La jeunesse irakienne ne regarde plus vers les champs de pétrole pour son avenir ; ils regardent vers le cloud. Dans un pays où plus de 90 % des recettes publiques dépendent des fluctuations du marché pétrolier, une nouvelle génération met en place une alternative numérique.
Arrière-plan
L’urgence de l’autonomisation économique des jeunes en Irak est motivée par la démographie, avec environ 60 % de la population âgée de moins de 25 ans. Le secteur du travail privé se retrouve limité en taille et en portée alors qu’il tente d’accueillir cet afflux de talents. Alors que le secteur public reste le pilier traditionnel de l’économie, il est devenu une salle sans sièges restants ; les diplômés d'aujourd'hui entrent dans un espace de travail déjà saturé.
En conséquence, l’Irak enregistre un pourcentage de chômage plus élevé de 13,5 % et des taux de participation au marché du travail inférieurs de 38 % à la moyenne régionale. Cela montre pourquoi les pôles numériques sont devenus le principal moteur de l’autonomisation économique des jeunes en Irak. À partir de 2026, dans une économie où le pétrole représente encore plus de 90 % du budget national, ces pôles se taillent une économie non pétrolière et connaissent une croissance constante depuis l’année dernière.
Le saut numérique
En fournissant une infrastructure Internet à haut débit, ressources souvent indisponibles dans les foyers privés, ces centres permettent un « saut numérique » pour une génération entrant sur le marché du travail. Grâce à des cours dans des domaines très demandés comme l’étiquetage des données de l’IA et la cybersécurité, Internet pourrait connecter les jeunes Irakiens à la « gig economy » mondiale. Cela pourrait permettre aux diplômés de contourner un marché du travail local stagnant et de gagner des salaires stables au niveau international, en dollars américains.

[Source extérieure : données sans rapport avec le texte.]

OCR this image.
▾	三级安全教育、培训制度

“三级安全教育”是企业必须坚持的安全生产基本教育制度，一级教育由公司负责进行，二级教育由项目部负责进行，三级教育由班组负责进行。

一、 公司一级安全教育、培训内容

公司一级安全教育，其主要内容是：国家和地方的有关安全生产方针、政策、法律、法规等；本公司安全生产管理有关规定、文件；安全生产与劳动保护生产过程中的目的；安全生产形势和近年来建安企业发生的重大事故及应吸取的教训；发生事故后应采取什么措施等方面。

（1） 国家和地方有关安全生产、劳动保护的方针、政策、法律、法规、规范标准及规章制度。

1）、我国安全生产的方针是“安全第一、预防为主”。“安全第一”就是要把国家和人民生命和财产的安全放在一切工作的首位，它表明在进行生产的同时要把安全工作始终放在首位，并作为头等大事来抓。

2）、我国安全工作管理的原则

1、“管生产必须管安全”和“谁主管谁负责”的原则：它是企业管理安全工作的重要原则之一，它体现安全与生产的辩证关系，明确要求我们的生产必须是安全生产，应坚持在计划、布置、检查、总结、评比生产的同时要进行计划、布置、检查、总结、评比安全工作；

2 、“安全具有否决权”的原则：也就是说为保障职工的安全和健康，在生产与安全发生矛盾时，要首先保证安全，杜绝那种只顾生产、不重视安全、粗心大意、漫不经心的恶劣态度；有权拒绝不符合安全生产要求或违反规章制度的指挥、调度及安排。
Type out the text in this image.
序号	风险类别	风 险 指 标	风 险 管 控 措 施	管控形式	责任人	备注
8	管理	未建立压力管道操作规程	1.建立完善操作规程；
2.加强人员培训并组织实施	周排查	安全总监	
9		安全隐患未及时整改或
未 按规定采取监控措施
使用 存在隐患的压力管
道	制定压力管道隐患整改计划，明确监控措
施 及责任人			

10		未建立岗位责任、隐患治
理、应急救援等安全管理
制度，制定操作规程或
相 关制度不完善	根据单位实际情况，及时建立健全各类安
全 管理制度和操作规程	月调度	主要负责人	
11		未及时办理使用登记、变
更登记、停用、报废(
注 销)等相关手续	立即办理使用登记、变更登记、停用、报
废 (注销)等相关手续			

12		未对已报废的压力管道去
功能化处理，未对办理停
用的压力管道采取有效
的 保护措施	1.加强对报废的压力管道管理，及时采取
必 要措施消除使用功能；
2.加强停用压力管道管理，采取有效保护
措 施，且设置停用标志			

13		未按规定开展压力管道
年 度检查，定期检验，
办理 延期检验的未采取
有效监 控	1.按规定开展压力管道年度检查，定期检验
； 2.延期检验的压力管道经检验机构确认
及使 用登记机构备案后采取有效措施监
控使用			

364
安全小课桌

Ce découplage est une bouée de sauvetage essentielle, garantissant que l’avenir financier de la jeunesse irakienne ne soit plus lié aux prix mondiaux du pétrole. En outre, ces pôles pourraient contribuer à réduire l’écart entre les sexes ; d’ici 2024, des actions de sensibilisation ciblées ont commencé à augmenter le taux de participation des femmes au travail, historiquement faible, en proposant des parcours de travail à distance qui respectent les contextes culturels locaux.
Silicon Valley de Bagdad
Le récit de la « Silicon Valley de Bagdad » trouve son origine dans le sud, au sein d’un Centre public de jeunesse spécifique.
Le Souq Al-Shoyukh Community and Climate Hub (SSCH) est le tout premier centre d'innovation communautaire gouvernemental d'Irak. Grâce aux efforts et au partenariat du PNUD-Irak, du ministère de la Jeunesse et des Sports et de la Fondation Nahr Al-Uloom, cet espace partagé exploite désormais les connaissances locales dans de véritables solutions et projets.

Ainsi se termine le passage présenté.